= Magnetization transfer =

Magnetization transfer (MT), in NMR and MRI, refers to the transfer of nuclear spin polarization and/or spin coherence from one population of nuclei to another population of nuclei, and to techniques that make use of these phenomena. There is some ambiguity regarding the precise definition of magnetization transfer, however the general definition given above encompasses all more specific notions. NMR active nuclei, those with non-zero spin, can be energetically coupled to one another under certain conditions. The mechanisms of nuclear-spin energy-coupling have been extensively characterized and are described in the following articles: Angular momentum coupling, Magnetic dipole–dipole interaction, J-coupling, Residual dipolar coupling, Nuclear Overhauser effect, Spin–spin relaxation, and Spin saturation transfer. Alternatively, some nuclei in a chemical system are labile and exchange between non-equivalent environments. A more specific example of this case is presented in the section Chemical Exchange Magnetization transfer.

In either case, magnetization transfer techniques probe the dynamic relationship between two or more distinguishable nuclei populations, in so far as energy exchange between the populations can be induced and measured in an idealized NMR experiment.
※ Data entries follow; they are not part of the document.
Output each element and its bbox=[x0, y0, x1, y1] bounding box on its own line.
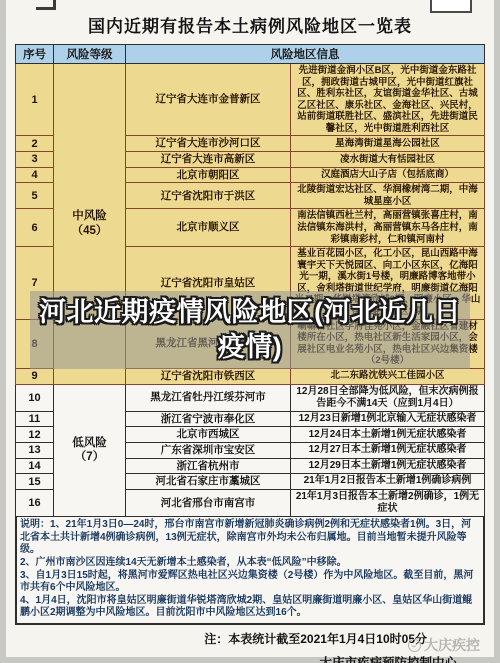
row-info: 喇嘛台社区学府佳苑小区，金融社区省建材楼所在小区，热电社区新生活家园小区，会展社… bbox=[291, 319, 485, 368]
photo-corner-box bbox=[430, 0, 472, 13]
row-no: 9 bbox=[16, 368, 54, 384]
row-region: 辽宁省大连市金普新区 bbox=[126, 64, 291, 136]
row-info: 南法信镇西杜兰村，高丽营镇张喜庄村，南法信镇东海洪村，高丽营镇东马各庄村，南彩镇… bbox=[291, 209, 485, 247]
row-region: 广东省深圳市宝安区 bbox=[126, 443, 291, 459]
header-no: 序号 bbox=[16, 45, 54, 64]
crop-mark-icon bbox=[36, 0, 56, 10]
row-region: 辽宁省沈阳市铁西区 bbox=[126, 368, 291, 384]
row-no: 16 bbox=[16, 489, 54, 516]
table-header-row: 序号 风险等级 风险地区信息 bbox=[16, 45, 485, 64]
row-no: 8 bbox=[16, 319, 54, 368]
row-info: 12月23日新增1例北京输入无症状感染者 bbox=[291, 411, 485, 427]
daqing-cdc-watermark: 大庆疾控 bbox=[408, 635, 480, 655]
row-region: 黑龙江省黑河市爱辉区 bbox=[126, 319, 291, 368]
mid-risk-name: 中风险 bbox=[56, 209, 123, 223]
row-info: 12月24日本土新增1例无症状感染者 bbox=[291, 427, 485, 443]
row-region: 河北省邢台市南宫市 bbox=[126, 489, 291, 516]
row-info: 先进街道金润小区B区，光中街道金东路社区，拥政街道古城甲区，光中街道红旗社区、胜… bbox=[291, 64, 485, 136]
note-line: 2、广州市南沙区因连续14天无新增本土感染者，从本表“低风险”中移除。 bbox=[20, 557, 480, 570]
row-no: 14 bbox=[16, 458, 54, 474]
table-row: 10 低风险 （7） 黑龙江省牡丹江绥芬河市 12月28日全部降为低风险，但末次… bbox=[16, 384, 485, 411]
document-photo: 国内近期有报告本土病例风险地区一览表 序号 风险等级 风险地区信息 1 中风险 … bbox=[6, 0, 494, 657]
row-info: 21年1月3日报告本土新增2例确诊，1例无症状 bbox=[291, 489, 485, 516]
notes-box: 说明：1、21年1月3日0—24时，邢台市南宫市新增新冠肺炎确诊病例2例和无症状… bbox=[15, 517, 485, 625]
header-info: 风险地区信息 bbox=[126, 45, 485, 64]
row-region: 北京市西城区 bbox=[126, 427, 291, 443]
row-region: 北京市朝阳区 bbox=[126, 167, 291, 183]
note-line: 说明：1、21年1月3日0—24时，邢台市南宫市新增新冠肺炎确诊病例2例和无症状… bbox=[20, 519, 480, 557]
row-info: 基业百花园小区，化工小区，昆山西路中海寰宇天下天悦园区、向工小区东区，亿海阳光一… bbox=[291, 247, 485, 319]
row-no: 13 bbox=[16, 443, 54, 459]
note-line: 3、自1月3日15时起，将黑河市爱辉区热电社区兴边集资楼（2号楼）作为中风险地区… bbox=[20, 570, 480, 595]
row-region: 黑龙江省牡丹江绥芬河市 bbox=[126, 384, 291, 411]
row-region: 北京市顺义区 bbox=[126, 209, 291, 247]
mid-risk-count: （45） bbox=[56, 224, 123, 238]
row-region: 浙江省杭州市 bbox=[126, 458, 291, 474]
risk-area-table: 序号 风险等级 风险地区信息 1 中风险 （45） 辽宁省大连市金普新区 先进街… bbox=[15, 44, 485, 517]
row-info: 星海湾街道星海公园社区 bbox=[291, 136, 485, 152]
row-info: 北二东路沈铁兴工佳园小区 bbox=[291, 368, 485, 384]
row-no: 3 bbox=[16, 152, 54, 168]
row-no: 11 bbox=[16, 411, 54, 427]
row-no: 7 bbox=[16, 247, 54, 319]
row-region: 河北省石家庄市藁城区 bbox=[126, 474, 291, 490]
daqing-cdc-logo-icon bbox=[408, 639, 421, 652]
low-risk-level-cell: 低风险 （7） bbox=[54, 384, 126, 517]
daqing-cdc-watermark-text: 大庆疾控 bbox=[424, 635, 480, 655]
row-region: 浙江省宁波市奉化区 bbox=[126, 411, 291, 427]
row-no: 2 bbox=[16, 136, 54, 152]
row-info: 北陵街道宏达社区、华润橡树湾二期，中海城星座小区 bbox=[291, 183, 485, 209]
row-no: 6 bbox=[16, 209, 54, 247]
row-no: 10 bbox=[16, 384, 54, 411]
row-no: 4 bbox=[16, 167, 54, 183]
low-risk-count: （7） bbox=[56, 450, 123, 464]
mid-risk-level-cell: 中风险 （45） bbox=[54, 64, 126, 385]
low-risk-name: 低风险 bbox=[56, 436, 123, 450]
row-no: 5 bbox=[16, 183, 54, 209]
row-info: 21年1月2日报告本土新增1例确诊病例 bbox=[291, 474, 485, 490]
row-no: 12 bbox=[16, 427, 54, 443]
note-line: 4、1月4日，沈阳市将皇姑区明廉街道华锐塔湾欣城2期、皇姑区明廉街道明廉小区、皇… bbox=[20, 595, 480, 620]
row-region: 辽宁省大连市高新区 bbox=[126, 152, 291, 168]
row-info: 汉庭酒店大山子店（包括底商） bbox=[291, 167, 485, 183]
page-title: 国内近期有报告本土病例风险地区一览表 bbox=[15, 12, 485, 37]
row-region: 辽宁省沈阳市于洪区 bbox=[126, 183, 291, 209]
row-info: 12月27日本土新增1例无症状感染者 bbox=[291, 443, 485, 459]
header-level: 风险等级 bbox=[54, 45, 126, 64]
row-info: 12月29日本土新增1例无症状感染者 bbox=[291, 458, 485, 474]
row-info: 12月28日全部降为低风险，但末次病例报告距今不满14天（应到1月4日） bbox=[291, 384, 485, 411]
row-region: 辽宁省大连市沙河口区 bbox=[126, 136, 291, 152]
row-no: 15 bbox=[16, 474, 54, 490]
row-info: 凌水街道大有恬园社区 bbox=[291, 152, 485, 168]
table-row: 1 中风险 （45） 辽宁省大连市金普新区 先进街道金润小区B区，光中街道金东路… bbox=[16, 64, 485, 136]
row-region: 辽宁省沈阳市皇姑区 bbox=[126, 247, 291, 319]
row-no: 1 bbox=[16, 64, 54, 136]
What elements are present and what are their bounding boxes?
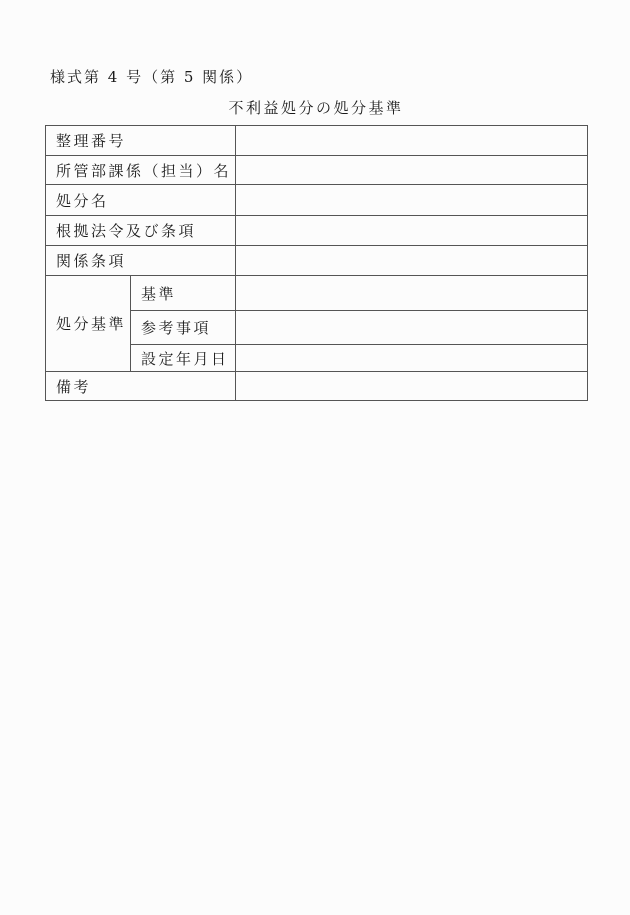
row-label: 整理番号	[46, 126, 236, 156]
row-value-cell	[236, 246, 588, 276]
group-label-shobun-kijun: 処分基準	[46, 276, 131, 372]
row-value-cell	[236, 216, 588, 246]
row-value-cell	[236, 156, 588, 185]
table-row-shokan-bukakari: 所管部課係（担当）名	[46, 156, 588, 185]
row-label: 関係条項	[46, 246, 236, 276]
page-title: 不利益処分の処分基準	[45, 97, 587, 118]
document-page: 様式第 4 号（第 5 関係） 不利益処分の処分基準 整理番号 所管部課係（担当…	[0, 0, 630, 915]
form-number-heading: 様式第 4 号（第 5 関係）	[50, 66, 253, 87]
table-row-shobun-mei: 処分名	[46, 185, 588, 216]
table-row-seiri-bango: 整理番号	[46, 126, 588, 156]
row-value-cell	[236, 126, 588, 156]
row-value-cell	[236, 372, 588, 401]
sub-row-label: 基準	[131, 276, 236, 311]
disposition-standards-table: 整理番号 所管部課係（担当）名 処分名 根拠法令及び条項 関係条項 処分基準	[45, 125, 588, 401]
row-label: 所管部課係（担当）名	[46, 156, 236, 185]
row-value-cell	[236, 345, 588, 372]
row-label: 処分名	[46, 185, 236, 216]
row-value-cell	[236, 311, 588, 345]
row-value-cell	[236, 276, 588, 311]
row-label: 根拠法令及び条項	[46, 216, 236, 246]
table-row-konkyo-horei: 根拠法令及び条項	[46, 216, 588, 246]
sub-row-label: 設定年月日	[131, 345, 236, 372]
table-row-biko: 備考	[46, 372, 588, 401]
sub-row-label: 参考事項	[131, 311, 236, 345]
row-value-cell	[236, 185, 588, 216]
table-row-kankei-joko: 関係条項	[46, 246, 588, 276]
row-label: 備考	[46, 372, 236, 401]
table-row-kijun: 処分基準 基準	[46, 276, 588, 311]
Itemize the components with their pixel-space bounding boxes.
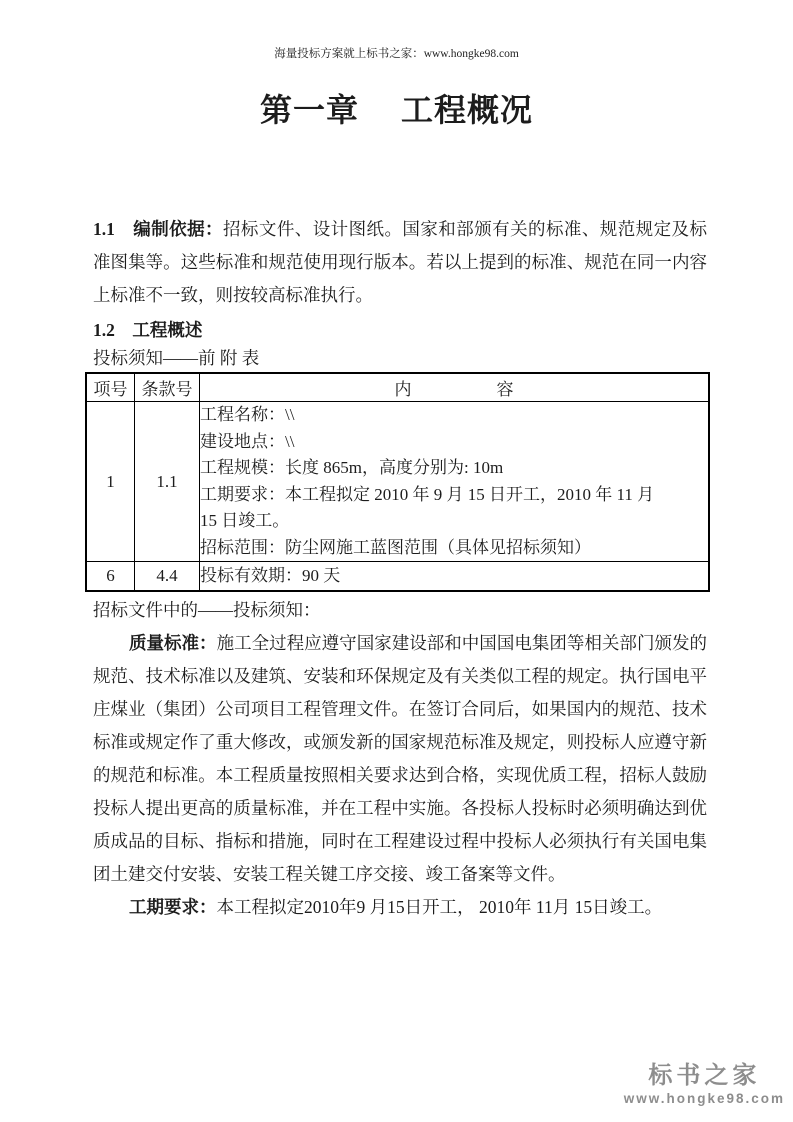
table-row: 6 4.4 投标有效期：90 天 <box>86 562 709 592</box>
cell-content: 投标有效期：90 天 <box>200 562 710 592</box>
section-1-2-heading: 1.2 工程概述 <box>93 315 707 345</box>
cell-clause-no: 4.4 <box>135 562 200 592</box>
table-caption: 投标须知——前 附 表 <box>93 345 707 372</box>
cell-item-no: 1 <box>86 402 135 562</box>
cell-clause-no: 1.1 <box>135 402 200 562</box>
content-line: 建设地点：\\ <box>200 429 708 456</box>
content-line: 工程名称：\\ <box>200 402 708 429</box>
document-body: 1.1 编制依据：招标文件、设计图纸。国家和部颁有关的标准、规范规定及标准图集等… <box>93 213 707 924</box>
bid-notice-table: 项号 条款号 内 容 1 1.1 工程名称：\\ 建设地点：\\ 工程规模：长度… <box>85 372 710 592</box>
brand-logo: 标书之家 <box>624 1062 785 1090</box>
table-row: 1 1.1 工程名称：\\ 建设地点：\\ 工程规模：长度 865m，高度分别为… <box>86 402 709 562</box>
cell-item-no: 6 <box>86 562 135 592</box>
quality-lead: 质量标准： <box>129 633 217 653</box>
content-line: 工期要求：本工程拟定 2010 年 9 月 15 日开工，2010 年 11 月 <box>200 482 708 509</box>
para-1-1-lead: 1.1 编制依据： <box>93 219 223 239</box>
quality-paragraph: 质量标准：施工全过程应遵守国家建设部和中国国电集团等相关部门颁发的规范、技术标准… <box>93 627 707 891</box>
content-line: 投标有效期：90 天 <box>200 563 708 590</box>
header-cell-clause-no: 条款号 <box>135 373 200 402</box>
schedule-text: 本工程拟定2010年9 月15日开工， 2010年 11月 15日竣工。 <box>217 897 663 917</box>
quality-text: 施工全过程应遵守国家建设部和中国国电集团等相关部门颁发的规范、技术标准以及建筑、… <box>93 633 707 884</box>
header-cell-content: 内 容 <box>200 373 710 402</box>
table-header-row: 项号 条款号 内 容 <box>86 373 709 402</box>
brand-watermark: 标书之家 www.hongke98.com <box>624 1062 785 1107</box>
para-1-1: 1.1 编制依据：招标文件、设计图纸。国家和部颁有关的标准、规范规定及标准图集等… <box>93 213 707 312</box>
doc-title: 第一章 工程概况 <box>0 88 793 132</box>
content-line: 15 日竣工。 <box>200 508 708 535</box>
after-table-note: 招标文件中的——投标须知： <box>93 594 707 627</box>
header-cell-item-no: 项号 <box>86 373 135 402</box>
document-page: { "page": { "header_text": "海量投标方案就上标书之家… <box>0 0 793 1122</box>
brand-url: www.hongke98.com <box>624 1090 785 1107</box>
cell-content: 工程名称：\\ 建设地点：\\ 工程规模：长度 865m，高度分别为: 10m … <box>200 402 710 562</box>
schedule-paragraph: 工期要求：本工程拟定2010年9 月15日开工， 2010年 11月 15日竣工… <box>93 891 707 924</box>
content-line: 工程规模：长度 865m，高度分别为: 10m <box>200 455 708 482</box>
schedule-lead: 工期要求： <box>129 897 217 917</box>
page-header-text: 海量投标方案就上标书之家：www.hongke98.com <box>0 46 793 62</box>
content-line: 招标范围：防尘网施工蓝图范围（具体见招标须知） <box>200 535 708 562</box>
== Chemical Exchange Magnetization transfer ==

In magnetic resonance imaging or NMR of macromolecular samples, such as protein solutions, at least two types of water molecules, free (bulk) and bound (hydration), are present. Bulk water molecules have many mechanical degrees of freedom, and motion of such molecules thus exhibits statistically averaged behavior. Because of this uniformity, most free water protons have resonance frequencies very near the average Larmor frequency of all such protons. On a properly acquired NMR spectrum this is seen as a narrow Lorentzian line (at 4.8 ppm, 20 C). Bulk water molecules are also relatively far from magnetic field perturbing macromolecules, such that free water protons experience a more homogeneous magnetic field, which results in slower transverse magnetization dephasing and a longer T_{2}^{*}. Conversely, hydration water molecules are mechanically constrained by extensive interactions with the local macromolecules and hence magnetic field inhomogeneities are not averaged out, which leads to broader resonance lines. This results in faster dephasing of the magnetization that produces the NMR signal and much shorter T_{2} values (<200 μs). Because the T_{2} values are so short, the NMR signal from the protons of bound water is not typically observed in MRI.

However, using an off-resonance saturation pulse to irradiate protons in the bound (hydration) population can have a detectable effect on the NMR signal of the mobile (free) proton pool. When a population of spins is saturated, such that the magnitude of the macroscopic magnetization vector approaches zero, there is no remaining spin polarization with which to produce an NMR signal. Longitudinal relaxation refers to the return of longitudinal spin polarization, which occurs at a rate described by T_{1}. While the number of hydration water molecules may be insufficient to produce an observable signal, exchange of water molecules between the hydration and bulk population allows characterization of the hydration population, and measurement of the rate at which molecules are exchanging between bulk and bound sites. Such experiments are often termed saturation transfer or chemical exchange saturation transfer (CEST), because the signal of the bulk water is observed to decrease when the hydration population is saturated. Considering these techniques from the opposite perspective, that magnetization (i.e. spin polarization) is being transferred from the bulk water to the spin-saturated hydration population, allows one to conceptually unify chemical exchange methods with other techniques that transfer magnetization between nuclei populations. Since the extent of signal decay depends on the exchange rate between free and hydration water, MT can be used to provide an alternative contrast method in addition to T_{1},T_{2}, and proton density differences.

MT is believed to be a nonspecific indicator of the structural integrity of the tissue being imaged.

An extension of MT, the magnetization transfer ratio (MTR) has been used in neuroradiology to highlight abnormalities in brain structures. (The MTR is (M_{o}-M_{t})/M_{o}.)

A systematic modulation of the precise frequency offset for the saturation pulse can be plotted against the free-water signal to form a "Z-spectrum". This technique is often referred to as "Z-spectroscopy".